Before the trial in this case, respondent gave petitioners copies of Forms 4340 relating to their 1996-2001 tax years which showed that the amounts at issue were properly assessed. Generally, courts have held that Form 4340 provides at least presumptive evidence that a tax has been validly assessed under section 6203. See e.g., Huff v. United States , 10 F.3d 1440, 1445 (9th Cir. 1993); Hefti v. Internal Revenue Service , 8 F.3d 1169, 1172 (7th Cir. 1993); Geiselman v. United States , 961 F.2d 1, 5-6 (1st Cir. 1992); Rocovich v. United States , 933 F.2d 991, 994 (Fed. Cir. 1991); United States v. Chila , supra at 1017-1018; United States v. Miller , 318 F.2d 637, 638-639 (7th Cir. 1963); Davis v. Commissioner , 115 T.C. 35, 40-41 (2000).

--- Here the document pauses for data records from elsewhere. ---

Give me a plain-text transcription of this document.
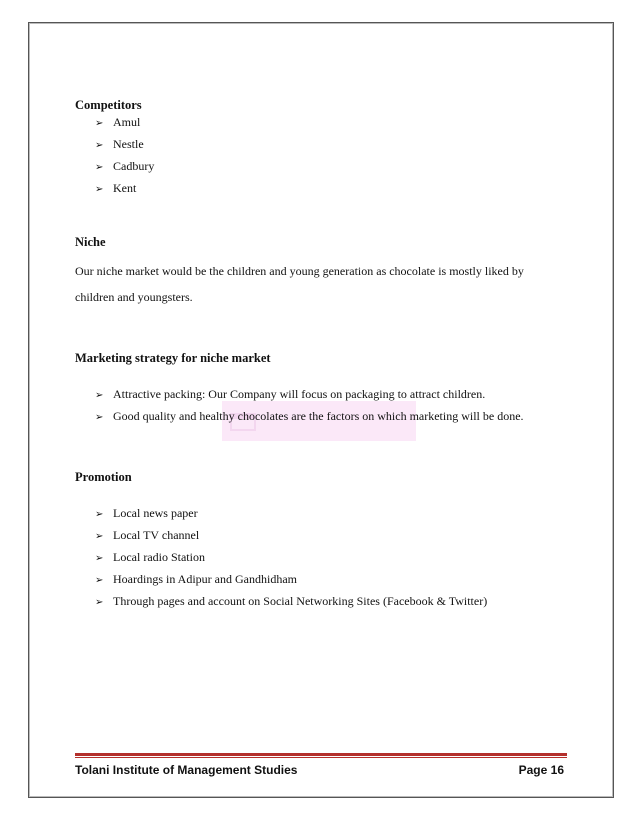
Competitors
➢ Amul
➢ Nestle
➢ Cadbury
➢ Kent
Niche
Our niche market would be the children and young generation as chocolate is mostly liked by children and youngsters.
Marketing strategy for niche market
➢ Attractive packing: Our Company will focus on packaging to attract children.
➢ Good quality and healthy chocolates are the factors on which marketing will be done.
Promotion
➢ Local news paper
➢ Local TV channel
➢ Local radio Station
➢ Hoardings in Adipur and Gandhidham
➢ Through pages and account on Social Networking Sites (Facebook & Twitter)
Tolani Institute of Management Studies	Page 16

Respondent properly determined that the requirements of applicable law or administrative procedures were met. Petitioners did not show that there was any irregularity in the assessment procedure that would raise a question about the validity of the assessments.
At trial, petitioners contended that respondent's collection activities will impose an undue hardship on them and the matter should be remanded to respondent's Appeals Office for further consideration. We disagree.
Generally, this Court does not consider arguments, issues, or other matter known to the taxpayer but not raised during the collection hearing or otherwise brought to the attention of the Appeals Office. Magana v. Commissioner , 118 T.C. 488, 493 (2002) (taxpayer not permitted to raise in the judicial proceeding illness and hardship as defenses to the Commissioner's collection action where those matters were known to but not raised by the taxpayer during the administrative proceeding); 4 see also sec. 301.6320-1(f)(2), Q & A-F5, Proced. & Admin. Regs. Like the taxpayers in Magana , petitioners knew about their hardship claim during the administrative process and could have but did not raise it.
4 ═ Other cases so holding include Zapara v. Commissioner , 124 T.C. 223, 243 (2005); Kendricks v. Commissioner , 124 T.C. 69, 79 (2005); Keene v. Commissioner , 121 T.C. 8, 18 (2003); Washington v. Commissioner , 120 T.C. 114, 123-124 (2003); Miller v. Commissioner , 115 T.C. 582, 589 n.2 (2000), affd. 21 Fed. Appx. 160 (4th Cir. 2001).
The settlement officer assigned to petitioners' case offered petitioners several opportunities to propose collection alternatives or to provide other pertinent information. However, petitioners responded with nothing but frivolous arguments. Petitioners did not make an offer in compromise, offer to pay their delinquent taxes under an installment plan, or tell the settlement officer that petitioner had requested assistance on hardship grounds from the Taxpayer Advocate Service. Petitioners did not give the Appeals Office the opportunity to conduct an independent review of their financial circumstances. Other than submitting a copy of the Countrywide complaint, petitioners offered the Court no support for their hardship claim.
Petitioners are in their late 50s and have both been gainfully employed in recent years. There is no indication (a) how petitioners used the funds that should have been withheld from petitioner's wages, (b) that petitioners have dependents or unusual financial demands, or (c) that the proposed collection actions would cause petitioners to be unable to pay their reasonable basic living expenses. See sec. 301.6343-1, Proced. & Admin. Regs.
Petitioners had the opportunity to present information relating to financial hardship at the administrative and judicial stages of this cases, but preferred to make frivolous arguments. We sustain respondent's determinations.
To reflect the foregoing,
Decisions will be entered for respondent.